Pers Release
Wahana Lingkungan Hidup Indonesia – Jawa Timur (WALHI Jatim)
Malang Corruption Watch (MCW)
Kita baru saja memperingati Hari Air Sedunia pada tanggal 22 Maret 2014 sebagai penanda penting bahwa masyarakat seluruh dunia harusnya memberi perhatian penuh terhadap persoalan krisis air, dan mendukung upaya-upaya mengurangi ketidakadilan akses terhadap air serta memberi jaminan penggunaan air yang berkelanjutan dalam kerangka ekonomi yang berwawasan lingkungan.

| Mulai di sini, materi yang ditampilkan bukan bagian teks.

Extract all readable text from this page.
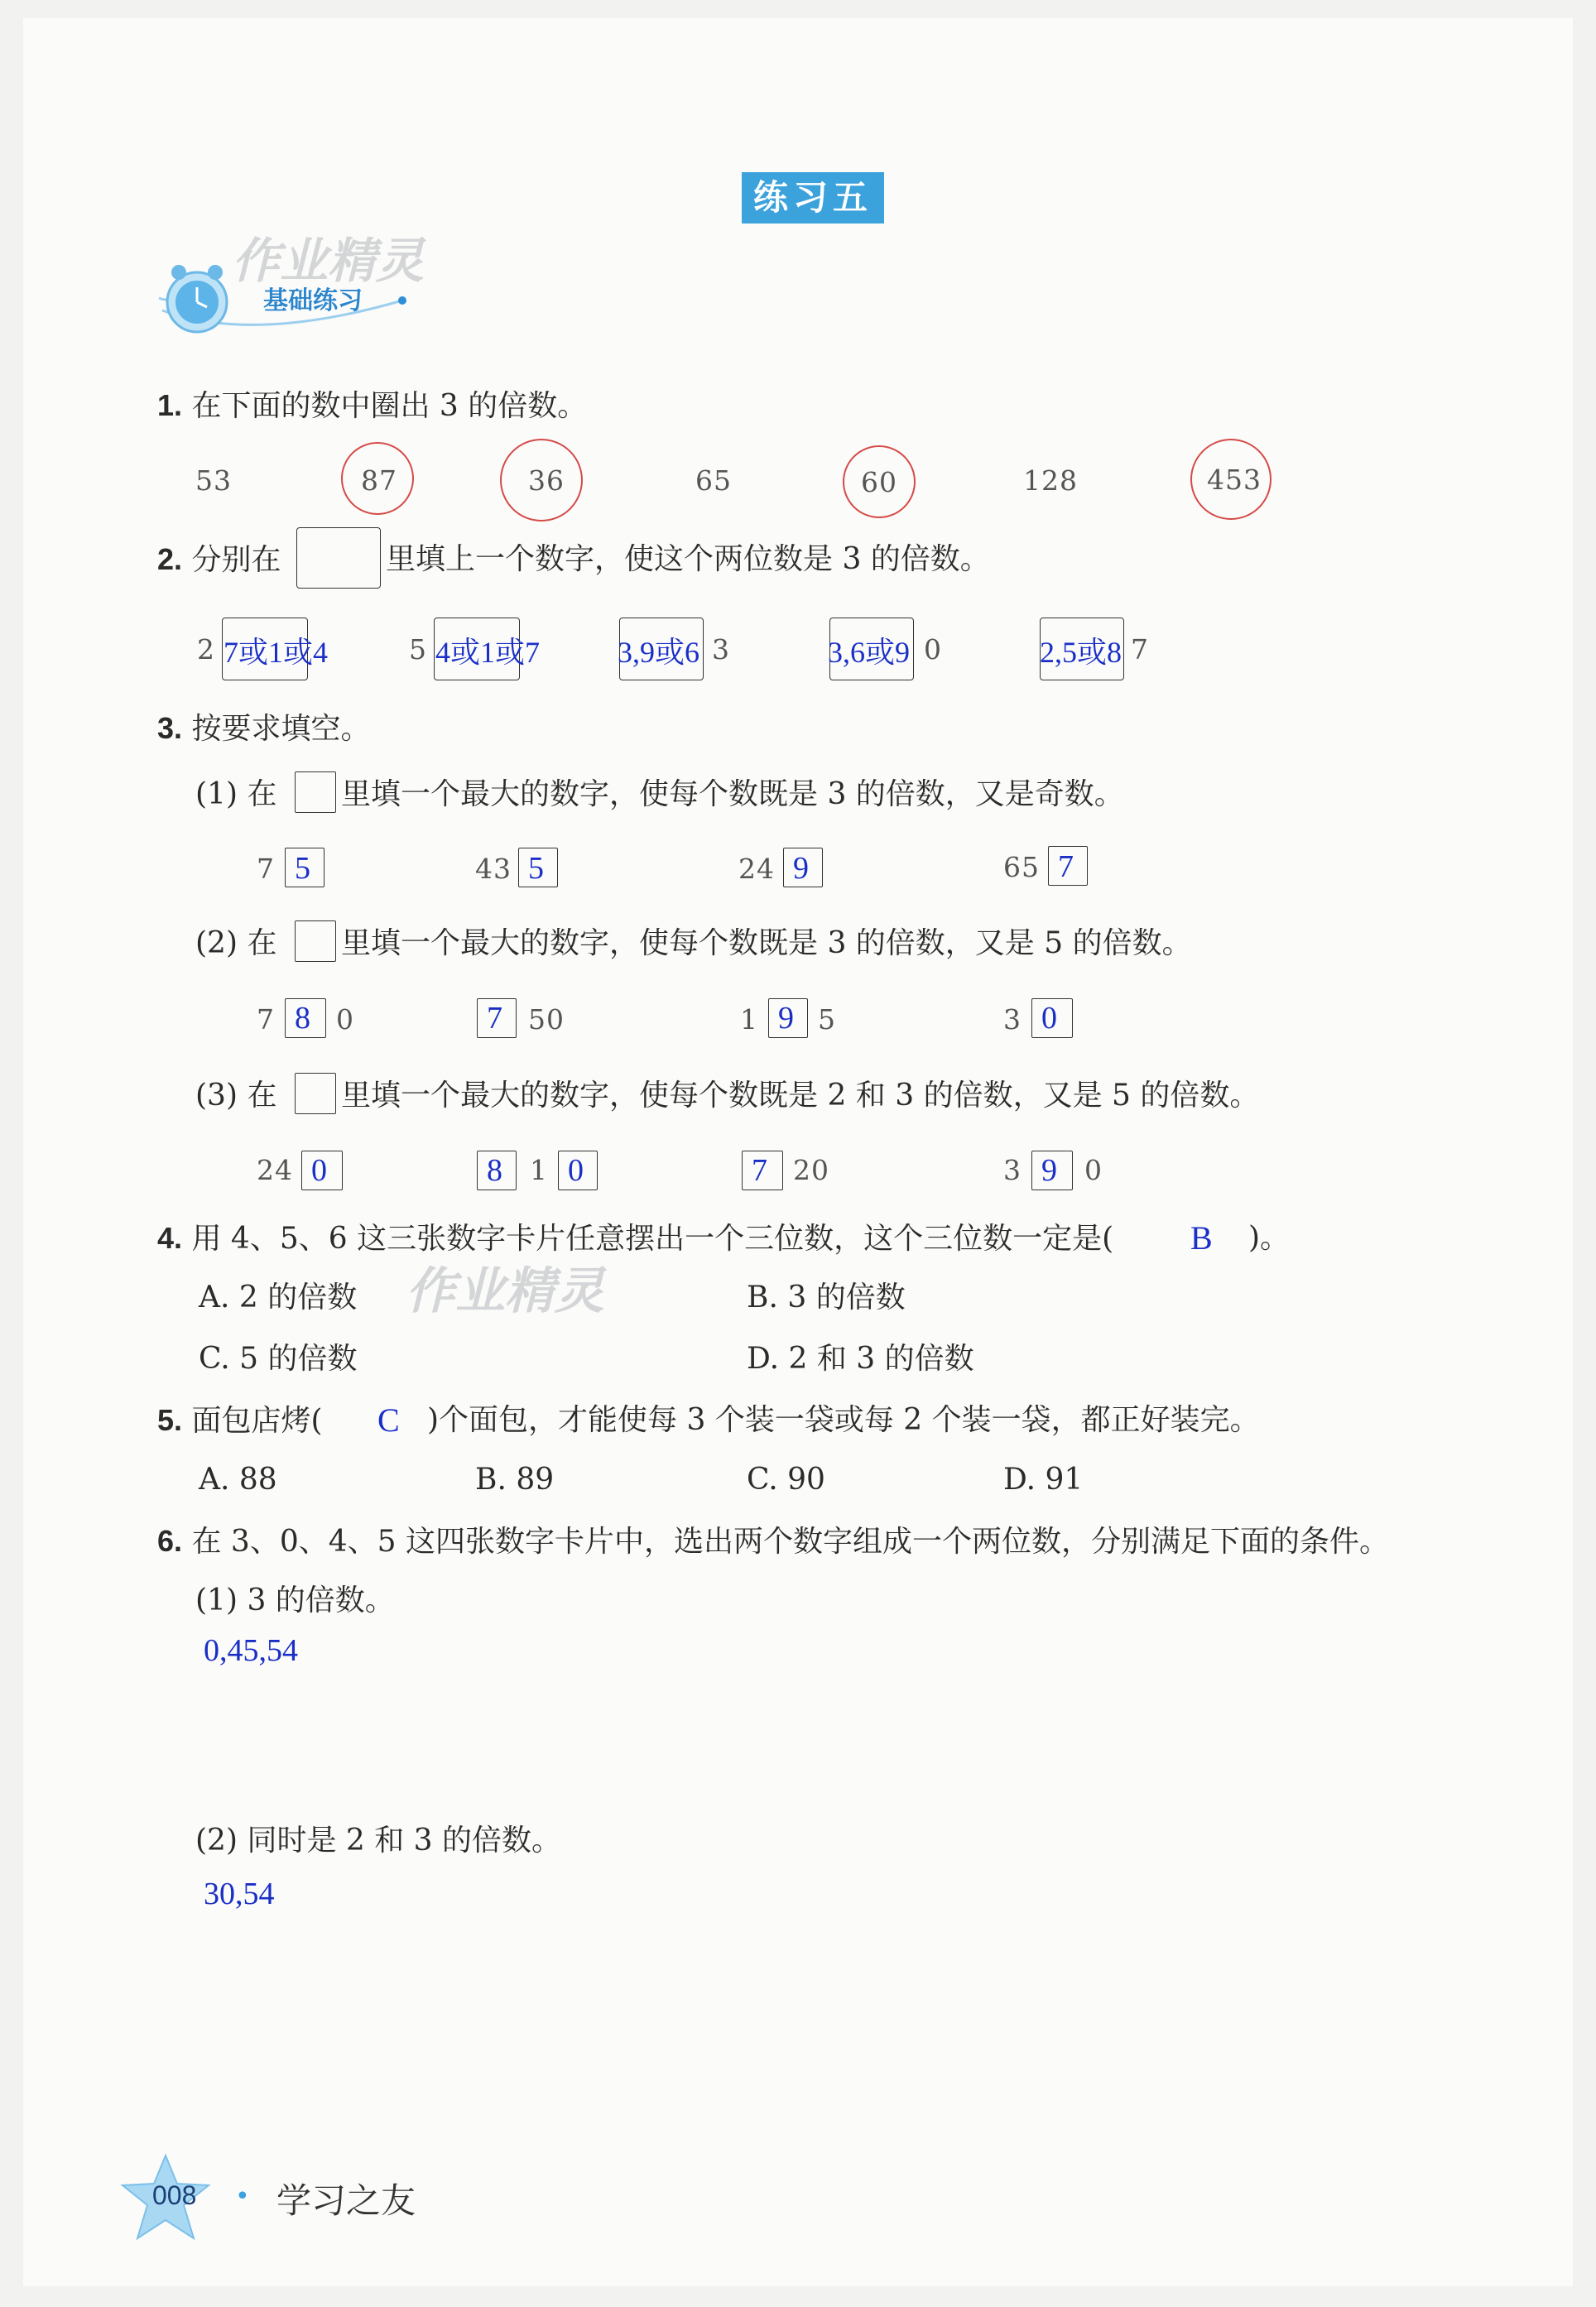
练习五
作业精灵
基础练习
1. 在下面的数中圈出 3 的倍数。
53	87	36	65	60	128	453
2. 分别在	里填上一个数字，使这个两位数是 3 的倍数。
2 7或1或4	5 4或1或7	3,9或6 3	3,6或9 0	2,5或8 7
3. 按要求填空。
(1) 在 里填一个最大的数字，使每个数既是 3 的倍数，又是奇数。
7 5	43 5	24 9	65 7
(2) 在 里填一个最大的数字，使每个数既是 3 的倍数，又是 5 的倍数。
7 8 0	7 50	1 9 5	3 0
(3) 在 里填一个最大的数字，使每个数既是 2 和 3 的倍数，又是 5 的倍数。
24 0	8 1 0	7 20	3 9 0
4. 用 4、5、6 这三张数字卡片任意摆出一个三位数，这个三位数一定是( B )。
A. 2 的倍数	B. 3 的倍数
C. 5 的倍数	D. 2 和 3 的倍数
作业精灵
5. 面包店烤( C )个面包，才能使每 3 个装一袋或每 2 个装一袋，都正好装完。
A. 88	B. 89	C. 90	D. 91
6. 在 3、0、4、5 这四张数字卡片中，选出两个数字组成一个两位数，分别满足下面的条件。
(1) 3 的倍数。
0,45,54
(2) 同时是 2 和 3 的倍数。
30,54
008 • 学习之友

Sayangnya, krisis ekologis terkait hak atas air masih menjadi persoalan yang mendominasi kerusakan lingkungan masyarakat dewasa ini. Merujuk pada data Badan Lingkungan Hidup dan pantauan Wahana Lingkungan Hidup Indonesia – Jawa Timur (WALHI Jatim) menunjukkan konfigurasi titik mata air dan kebutuhan air di Malang Raya ada dalam titik kritis. Kabupaten Malang misalnya memiliki 873 sumber air dengan debit air bervariasi antara satu liter hingga empat ribu liter per detik. Pada tahun 2008 tercatat sepertiga dari sumber mata air yang ada mengalami penurunan debit. Sementara itu, di Kota Batu tercatat ada 111 titik sumber mata air yang tersebar di tiga Kecamatan dan kesemuanya telah mengalami penurunan. Di Kecamatan Bumiaji, dari 57 titik sumber mata air yag ada, sekarang hanya tersisa 27 titik. Di Kecamatan Batu, dari catatan keberadaan 32 titik sumber mata air yang pernah ada, sekarang hanya tersisa 15 titik, sedangkan di Kecamatan Junrejo, dari 22 titik sumber mata air, sekarang hanya ada 15 titik.
Padahal, kebutuhan air minum untuk kota Malang, diambil dari titik mata air di wilayah-wilayah sekitarnya. PDAM kota Malang mengandalkan dirinya dari setidaknya tujuh sumber mata air: Wendit, Karangan, Binangun, Banyuning, Supit Urang, Dieng dan Candi badut, dengan jumlah pelanggan yang dilayani mencapai sekurang-kurangnya 98 ribu pelanggan.
Namun tampaknya krisis ekologis atas air ini tidak pernah menjadi perhatian serius baik oleh pemerintah pusat maupun pemerintah daerah. Orientasi pembangunan yang tidak mengindahkan daya dukung lingkungan masih menghiasi kebijakan-kebijakan yang diambil, yang pada gilirannya mengakibatkan konflik yang meluas dengan masyarakat yang menginginkann kelestarian lingkungan hidupnya.
Kasus terakhir yang nampak didepan mata adalah konflik sumber mata air Umbul Gemulo di Kota Batu. Menjamurnya pembangunan yang tidak berwawasan lingkungan ditengarai menjadi salah satu penyebab kerusakan lingkungan yang terjadi di Kota Batu. Salah satunya adalah pembangunan Hotel The Rayja yang dikhawatirkan oleh masyarakat dari desa Bulukerto dan Bumiaji, Kecamatan Bumiaji, serta desa Sidomulyo Kecamatan Batu akan merusak kelestarian sumber mata air Umbul Gemulo yang selama ini digunakan sebagai sumber air bersih dan kebutuhan pengairan warga disana.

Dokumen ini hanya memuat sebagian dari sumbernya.